What adjustments need to be made? Hudson is one of my favorite players, but asking him to set a new career high in VORP seems a little much. Meanwhile, I don't think even Young's parents expect him to top a .900 OPS this year, and Chad Tracy has been the subject of frequent trade discussions. Two wins get lopped off for the offense.

On the pitching front, 120 innings for Johnson may actually be a conservative forecast, and I don't think his 3.78 ERA is unreasonable at all given a return to the NL and his solid peripherals in New York. Livan Hernandez has defied PECOTA for years and I think he should be worth five runs more than his projection. I do wonder if Edgar Gonzalez can maintain a sub-5.00 ERA in the bigs, but he can be replaced by Enrique Gonzalez or Dustin Nippert with no real loss.

While some say Jose Valverde needs to get a better head on his shoulders or become more consistent, I point to his excellent K rates throughout the past four years and the inherent variance involved in 50-inning relief "seasons," where one cold spell can kill your bottom line.

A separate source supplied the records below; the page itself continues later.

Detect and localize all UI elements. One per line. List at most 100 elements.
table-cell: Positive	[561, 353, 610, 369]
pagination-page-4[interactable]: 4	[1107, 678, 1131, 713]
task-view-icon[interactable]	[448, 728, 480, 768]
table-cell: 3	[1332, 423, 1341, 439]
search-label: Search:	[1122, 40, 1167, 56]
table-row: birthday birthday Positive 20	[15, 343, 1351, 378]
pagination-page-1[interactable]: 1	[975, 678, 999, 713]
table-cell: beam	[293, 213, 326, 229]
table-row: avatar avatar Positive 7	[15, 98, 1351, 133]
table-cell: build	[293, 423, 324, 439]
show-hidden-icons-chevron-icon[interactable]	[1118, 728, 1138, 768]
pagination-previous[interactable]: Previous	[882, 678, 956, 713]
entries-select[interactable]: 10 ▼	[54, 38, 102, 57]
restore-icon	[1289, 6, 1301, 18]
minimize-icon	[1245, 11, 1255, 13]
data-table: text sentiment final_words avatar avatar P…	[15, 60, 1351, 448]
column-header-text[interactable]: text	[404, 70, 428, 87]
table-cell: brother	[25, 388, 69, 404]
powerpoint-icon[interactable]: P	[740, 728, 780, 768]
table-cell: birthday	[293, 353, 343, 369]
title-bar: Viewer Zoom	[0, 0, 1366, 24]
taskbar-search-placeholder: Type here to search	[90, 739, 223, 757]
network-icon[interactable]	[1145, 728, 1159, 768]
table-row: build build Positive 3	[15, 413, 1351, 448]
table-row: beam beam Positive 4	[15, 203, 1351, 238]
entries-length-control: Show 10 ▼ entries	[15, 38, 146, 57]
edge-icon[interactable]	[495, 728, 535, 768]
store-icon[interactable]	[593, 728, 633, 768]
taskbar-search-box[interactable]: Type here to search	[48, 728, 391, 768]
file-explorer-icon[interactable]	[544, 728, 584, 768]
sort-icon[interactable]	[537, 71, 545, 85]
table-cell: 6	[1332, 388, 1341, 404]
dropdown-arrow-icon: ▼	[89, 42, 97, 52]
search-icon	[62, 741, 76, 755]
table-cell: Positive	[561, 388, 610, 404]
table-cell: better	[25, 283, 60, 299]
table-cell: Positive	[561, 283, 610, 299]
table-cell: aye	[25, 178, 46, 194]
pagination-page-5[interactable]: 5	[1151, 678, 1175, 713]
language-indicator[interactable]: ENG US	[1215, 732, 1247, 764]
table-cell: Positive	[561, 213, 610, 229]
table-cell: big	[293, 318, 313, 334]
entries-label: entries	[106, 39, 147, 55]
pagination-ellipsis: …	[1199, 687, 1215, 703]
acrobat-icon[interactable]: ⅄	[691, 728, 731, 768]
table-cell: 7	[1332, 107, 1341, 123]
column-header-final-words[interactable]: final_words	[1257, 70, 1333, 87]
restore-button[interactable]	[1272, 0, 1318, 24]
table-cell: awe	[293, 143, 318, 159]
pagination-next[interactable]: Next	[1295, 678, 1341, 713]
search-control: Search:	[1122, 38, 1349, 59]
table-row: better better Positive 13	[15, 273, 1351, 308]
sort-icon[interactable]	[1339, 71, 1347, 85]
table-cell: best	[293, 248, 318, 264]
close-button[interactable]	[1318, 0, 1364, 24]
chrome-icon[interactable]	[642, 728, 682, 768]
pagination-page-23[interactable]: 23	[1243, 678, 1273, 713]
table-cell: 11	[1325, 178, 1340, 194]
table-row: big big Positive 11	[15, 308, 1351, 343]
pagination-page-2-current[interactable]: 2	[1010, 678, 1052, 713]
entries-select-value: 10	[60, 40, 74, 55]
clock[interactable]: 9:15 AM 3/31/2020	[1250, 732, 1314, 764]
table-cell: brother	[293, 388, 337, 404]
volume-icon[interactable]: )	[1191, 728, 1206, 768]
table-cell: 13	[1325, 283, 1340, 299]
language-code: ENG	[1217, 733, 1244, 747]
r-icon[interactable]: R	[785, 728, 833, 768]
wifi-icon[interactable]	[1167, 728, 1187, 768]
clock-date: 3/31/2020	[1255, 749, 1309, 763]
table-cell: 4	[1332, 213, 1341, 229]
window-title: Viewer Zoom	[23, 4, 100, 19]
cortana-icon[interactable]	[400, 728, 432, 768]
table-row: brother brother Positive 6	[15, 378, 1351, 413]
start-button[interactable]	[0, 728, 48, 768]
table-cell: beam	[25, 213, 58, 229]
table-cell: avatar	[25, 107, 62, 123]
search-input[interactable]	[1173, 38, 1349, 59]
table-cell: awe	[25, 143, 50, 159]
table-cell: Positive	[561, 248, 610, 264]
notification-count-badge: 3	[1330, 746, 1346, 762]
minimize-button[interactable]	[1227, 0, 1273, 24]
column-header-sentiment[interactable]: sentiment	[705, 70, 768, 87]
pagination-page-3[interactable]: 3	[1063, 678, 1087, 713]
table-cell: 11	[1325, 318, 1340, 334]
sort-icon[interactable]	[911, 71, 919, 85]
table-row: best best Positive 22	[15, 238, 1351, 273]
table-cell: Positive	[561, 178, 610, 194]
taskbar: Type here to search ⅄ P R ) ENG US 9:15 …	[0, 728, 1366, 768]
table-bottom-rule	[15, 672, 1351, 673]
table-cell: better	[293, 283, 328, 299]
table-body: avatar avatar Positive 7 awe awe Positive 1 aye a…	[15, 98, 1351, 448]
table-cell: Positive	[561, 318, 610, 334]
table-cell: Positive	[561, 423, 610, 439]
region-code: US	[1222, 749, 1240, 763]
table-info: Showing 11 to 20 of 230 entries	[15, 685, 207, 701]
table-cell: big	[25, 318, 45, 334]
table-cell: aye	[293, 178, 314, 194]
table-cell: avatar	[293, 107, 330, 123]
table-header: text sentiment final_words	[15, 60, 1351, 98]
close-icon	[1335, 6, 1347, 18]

He should match or beat his 3.71 ERA. Jorge Julio's name pops up in trade talks, but if he is dealt it will be for something of immediate and comparable value. Overall, the pitching staff is worth one more win than advertised.

Final verdict: 87 wins


As I mentioned earlier, Nate Silver is tweaking his projections on his own. While I'd be interested in seeing whether this improves the forecasts, there's really no realistic way to filter out the "noise" in a 30-team sample. Plus, according to Diamond Mind's three year prediction rankings, it seems Silver should stick to what his computer tells him. After all, it is "deadly accurate."